AGI Beefs

Every few months there's a new argument about AGI. We talk about "AGI timelines" like it's definitely coming, we just don't know when, while still arguing about what it even means. The latest: Demis Hassabis vs Yann LeCun.

LeCun says general intelligence is "complete BS" Human cognition is specialized for the physical world, and our feeling of generality is an illusion. We only seem general because we can't imagine what we're blind to. Hassabis disagrees. Brains are "approximate Turing Machines" capable of learning anything computable. We invented chess, mathematics, civilization.

I think they're both wrong. Not in a "truth is in the middle" way. They're having the wrong argument. Both treat intelligence as a function: something that takes inputs, produces outputs, gets measured on benchmarks, copied between substrates, scaled up. They disagree about whether this function is "general" or "specialized" but they agree on what kind of thing they're talking about. I think that's the mistake.

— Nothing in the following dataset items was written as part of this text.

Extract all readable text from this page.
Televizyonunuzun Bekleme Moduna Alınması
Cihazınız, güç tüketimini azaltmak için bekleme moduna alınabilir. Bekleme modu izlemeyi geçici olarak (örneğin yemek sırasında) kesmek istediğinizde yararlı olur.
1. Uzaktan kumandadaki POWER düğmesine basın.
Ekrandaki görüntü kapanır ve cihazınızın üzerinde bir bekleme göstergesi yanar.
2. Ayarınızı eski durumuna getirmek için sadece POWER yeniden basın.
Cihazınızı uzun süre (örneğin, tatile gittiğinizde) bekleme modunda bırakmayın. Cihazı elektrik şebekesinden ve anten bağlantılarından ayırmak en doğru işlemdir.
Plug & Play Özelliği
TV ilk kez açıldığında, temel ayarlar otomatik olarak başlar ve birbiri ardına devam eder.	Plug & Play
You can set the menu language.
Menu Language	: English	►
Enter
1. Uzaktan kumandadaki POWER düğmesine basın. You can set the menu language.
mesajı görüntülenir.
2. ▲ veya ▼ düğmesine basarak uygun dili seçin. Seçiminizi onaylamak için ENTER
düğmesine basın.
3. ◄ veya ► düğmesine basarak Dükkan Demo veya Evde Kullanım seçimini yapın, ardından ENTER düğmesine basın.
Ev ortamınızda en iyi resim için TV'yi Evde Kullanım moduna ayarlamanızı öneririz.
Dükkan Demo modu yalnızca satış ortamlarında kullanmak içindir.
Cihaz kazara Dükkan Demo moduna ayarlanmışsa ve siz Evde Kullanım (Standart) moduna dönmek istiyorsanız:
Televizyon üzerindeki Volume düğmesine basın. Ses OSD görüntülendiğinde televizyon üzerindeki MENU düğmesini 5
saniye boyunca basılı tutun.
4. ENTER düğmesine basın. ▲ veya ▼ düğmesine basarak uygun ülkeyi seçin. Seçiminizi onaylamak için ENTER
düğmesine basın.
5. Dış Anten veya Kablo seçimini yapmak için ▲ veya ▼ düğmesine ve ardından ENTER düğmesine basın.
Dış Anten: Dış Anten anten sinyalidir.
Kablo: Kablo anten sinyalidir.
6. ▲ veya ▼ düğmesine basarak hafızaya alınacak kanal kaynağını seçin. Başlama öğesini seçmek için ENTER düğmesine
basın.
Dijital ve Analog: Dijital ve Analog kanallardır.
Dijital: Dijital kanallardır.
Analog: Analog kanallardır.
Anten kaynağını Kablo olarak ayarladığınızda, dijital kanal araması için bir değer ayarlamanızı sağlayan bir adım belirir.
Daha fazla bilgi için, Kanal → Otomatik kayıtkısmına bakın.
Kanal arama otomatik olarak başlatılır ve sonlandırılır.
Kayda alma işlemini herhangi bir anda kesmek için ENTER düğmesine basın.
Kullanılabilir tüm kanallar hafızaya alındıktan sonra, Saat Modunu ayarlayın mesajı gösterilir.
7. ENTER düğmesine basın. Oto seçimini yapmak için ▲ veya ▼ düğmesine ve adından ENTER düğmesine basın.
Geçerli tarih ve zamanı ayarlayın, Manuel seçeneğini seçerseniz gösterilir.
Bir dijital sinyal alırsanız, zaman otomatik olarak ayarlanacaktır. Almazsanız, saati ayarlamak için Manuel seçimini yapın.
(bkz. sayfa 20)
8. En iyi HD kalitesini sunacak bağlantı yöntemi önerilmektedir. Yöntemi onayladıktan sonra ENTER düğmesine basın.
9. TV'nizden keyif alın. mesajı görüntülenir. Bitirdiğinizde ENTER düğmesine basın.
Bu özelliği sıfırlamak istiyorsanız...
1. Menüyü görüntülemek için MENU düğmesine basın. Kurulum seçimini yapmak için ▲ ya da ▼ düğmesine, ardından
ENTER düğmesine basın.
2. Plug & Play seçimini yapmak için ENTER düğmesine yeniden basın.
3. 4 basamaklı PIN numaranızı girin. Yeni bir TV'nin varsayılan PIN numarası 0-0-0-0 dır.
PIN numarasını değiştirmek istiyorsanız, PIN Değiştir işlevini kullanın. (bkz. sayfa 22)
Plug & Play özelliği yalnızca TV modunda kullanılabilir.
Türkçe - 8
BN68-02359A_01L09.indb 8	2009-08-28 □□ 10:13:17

I get why the function frame is appealing: it's clean; you can talk about intelligence abstractly, compare systems on leaderboards, imagine copying minds between substrates. But intelligence isn't a function. It's a process, a continuous history for a particular lump of matter, entangled with its environment.

You can't copy an intelligence by copying its state. The intelligence isn't in the state; it's the ongoing process that produced it and keeps modifying it. Clone the weights and you get an artifact. The intelligence was the training run, the continuous adaptation, the being-in-the-world.

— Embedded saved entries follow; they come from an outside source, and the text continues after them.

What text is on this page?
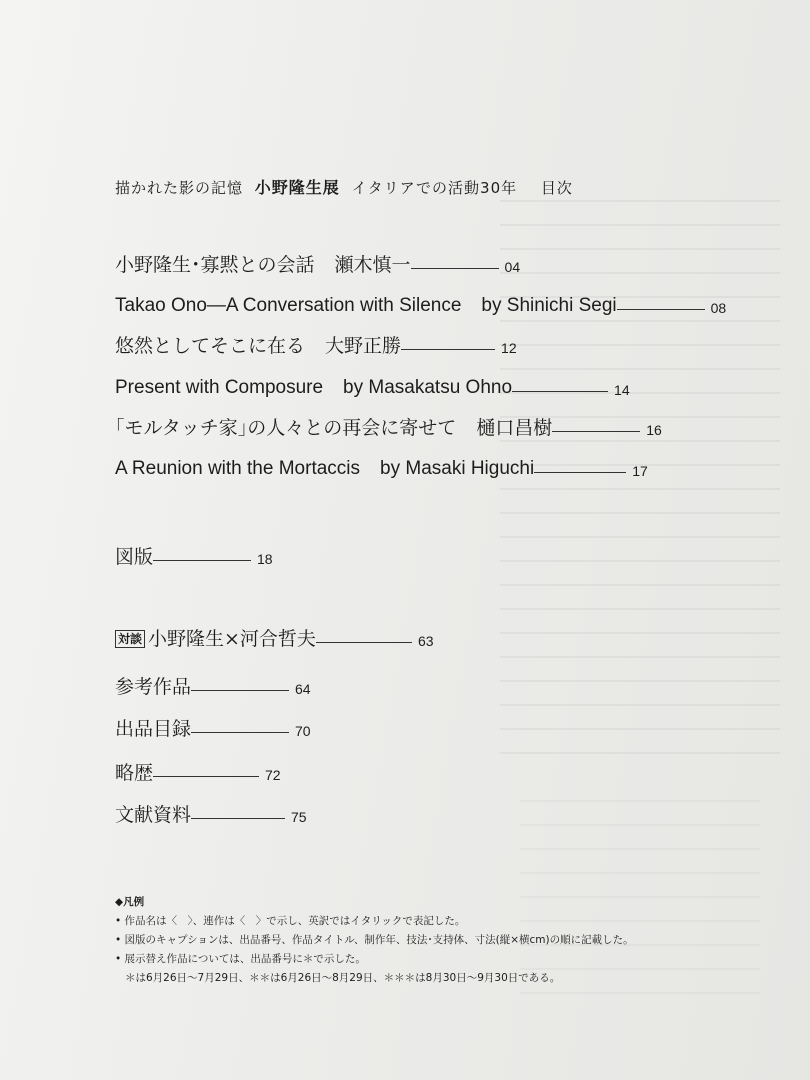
描かれた影の記憶 小野隆生展 イタリアでの活動30年 目次
小野隆生･寡黙との会話 瀬木慎一	04
Takao Ono—A Conversation with Silence by Shinichi Segi	08
悠然としてそこに在る 大野正勝	12
Present with Composure by Masakatsu Ohno	14
｢モルタッチ家｣の人々との再会に寄せて 樋口昌樹	16
A Reunion with the Mortaccis by Masaki Higuchi	17
図版	18
対談 小野隆生×河合哲夫	63
参考作品	64
出品目録	70
略歴	72
文献資料	75
◆凡例
• 作品名は〈　〉、連作は〈　〉で示し、英訳ではイタリックで表記した。
• 図版のキャプションは、出品番号、作品タイトル、制作年、技法･支持体、寸法(縦×横cm)の順に記載した。
• 展示替え作品については、出品番号に＊で示した。
＊は6月26日〜7月29日、＊＊は6月26日〜8月29日、＊＊＊は8月30日〜9月30日である。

This doesn't mean software can't be intelligent. Software that runs continuously, learns in real-time, and is coupled to an environment with something at stake: maybe that counts. But that's not what we're building. What we're building are frozen artifacts. The weights get fixed after training, there's no continuous learning, no real-time entanglement with an environment, nothing at stake.

I like to think of current AI systems as cognitive optics: lenses and mirrors that reflect, refract, and amplify human cognition. They see the way telescopes see, which is to say, they don't. "AIs reproduce our biases" isn't a bug; it's all they do. The training data is human, the reward signal is human, the prompts are human. The whole thing is a hall of mirrors reflecting us back at ourselves, sometimes usefully warped.

What LLMs do is compression, not explanation. The weights encode statistical regularities, what patterns co-occur in training data. That's different from understanding why things work. ARC is the test case here. It's designed to resist memorization and require genuine abstraction. LLMs fail at it because they do compression, not explanation. The scaling thesis says more parameters, more data, and more compute will eventually produce intelligence. I think that's a bet, not an engineering certainty, and I think it's wrong. Better optics are still optics.

Obvious objection: if I want continuous learning and environmental coupling, just simulate it. Build a digital environment with entropy, evolution, and death. Evolve agents inside. Maybe that works. If you build software that genuinely runs continuously, genuinely adapts, and genuinely has stakes (even simulated ones), that's at least different from what we're building now. Whether simulated stakes are enough, I don't know. But the current research program isn't even trying this. We're scaling pattern-matching on static datasets and hoping generality falls out.

To be clear, I'm not saying AGI is impossible. I'm saying the current approach won't get there. Frozen artifacts can be very capable, but they can't be genuinely general, no matter how impressive they are within their training distribution. Could software be general? Probably. But it would look different from what we're building: something that learns continuously, couples to an environment in real-time, and has something at stake.